Nach dem Wortlaut des zwischen der Steuerpflichtigen und dem Kapellmeister A abgeschlossenen Vertrags stellt Herr A für das Bierfest, das in der Zeit vom ... bis einschließlich ... 1962 stattfindet, eine Musikkapelle in der Stärke von 1 : 16 Mann. Die Kapelle steht nach besonderer Vereinbarung und Festlegung durch die Steuerpflichtige dieser je nach Programmgestaltung zur Verfügung, wobei die tägliche Spielzeit mindestens vier Stunden beträgt. Für die Spielstunde werden an Herrn A 102 DM vergütet; ferner erhält die Kapelle täglich einen Imbiß und Getränke.

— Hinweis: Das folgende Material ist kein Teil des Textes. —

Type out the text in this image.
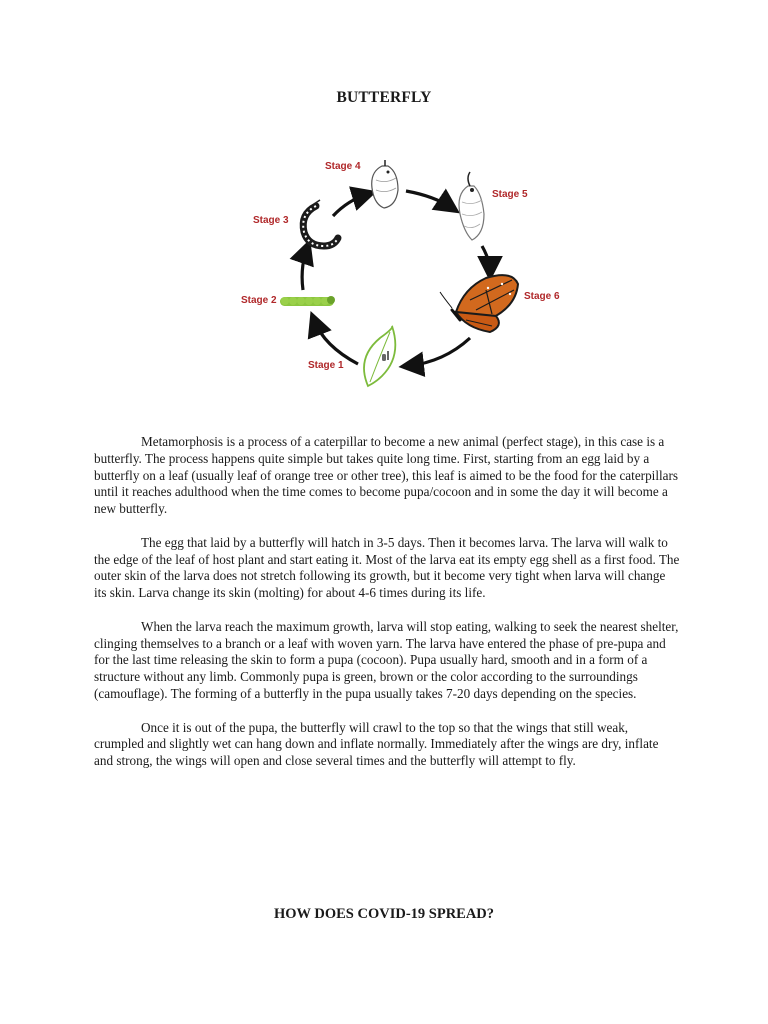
BUTTERFLY
Stage 1
Stage 2
Stage 3
Stage 4
Stage 5
Stage 6

Metamorphosis is a process of a caterpillar to become a new animal (perfect stage), in this case is a butterfly. The process happens quite simple but takes quite long time. First, starting from an egg laid by a butterfly on a leaf (usually leaf of orange tree or other tree), this leaf is aimed to be the food for the caterpillars until it reaches adulthood when the time comes to become pupa/cocoon and in some the day it will become a new butterfly.

The egg that laid by a butterfly will hatch in 3-5 days. Then it becomes larva. The larva will walk to the edge of the leaf of host plant and start eating it. Most of the larva eat its empty egg shell as a first food. The outer skin of the larva does not stretch following its growth, but it become very tight when larva will change its skin. Larva change its skin (molting) for about 4-6 times during its life.

When the larva reach the maximum growth, larva will stop eating, walking to seek the nearest shelter, clinging themselves to a branch or a leaf with woven yarn. The larva have entered the phase of pre-pupa and for the last time releasing the skin to form a pupa (cocoon). Pupa usually hard, smooth and in a form of a structure without any limb. Commonly pupa is green, brown or the color according to the surroundings (camouflage). The forming of a butterfly in the pupa usually takes 7-20 days depending on the species.

Once it is out of the pupa, the butterfly will crawl to the top so that the wings that still weak, crumpled and slightly wet can hang down and inflate normally. Immediately after the wings are dry, inflate and strong, the wings will open and close several times and the butterfly will attempt to fly.

HOW DOES COVID-19 SPREAD?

Nach Ansicht des FA standen die einzelnen Mitglieder der Kapelle zu der Steuerpflichtigen in einem Arbeitsverhältnis, so daß Lohnsteuer hätte einbehalten werden müssen. Das FA nahm die Steuerpflichtige wegen 3 723,23 DM (3 384,75 DM Lohnsteuer und 338,48 DM Kirchenlohnsteuer) als Haftende in Anspruch. Der Einspruch blieb ohne Erfolg.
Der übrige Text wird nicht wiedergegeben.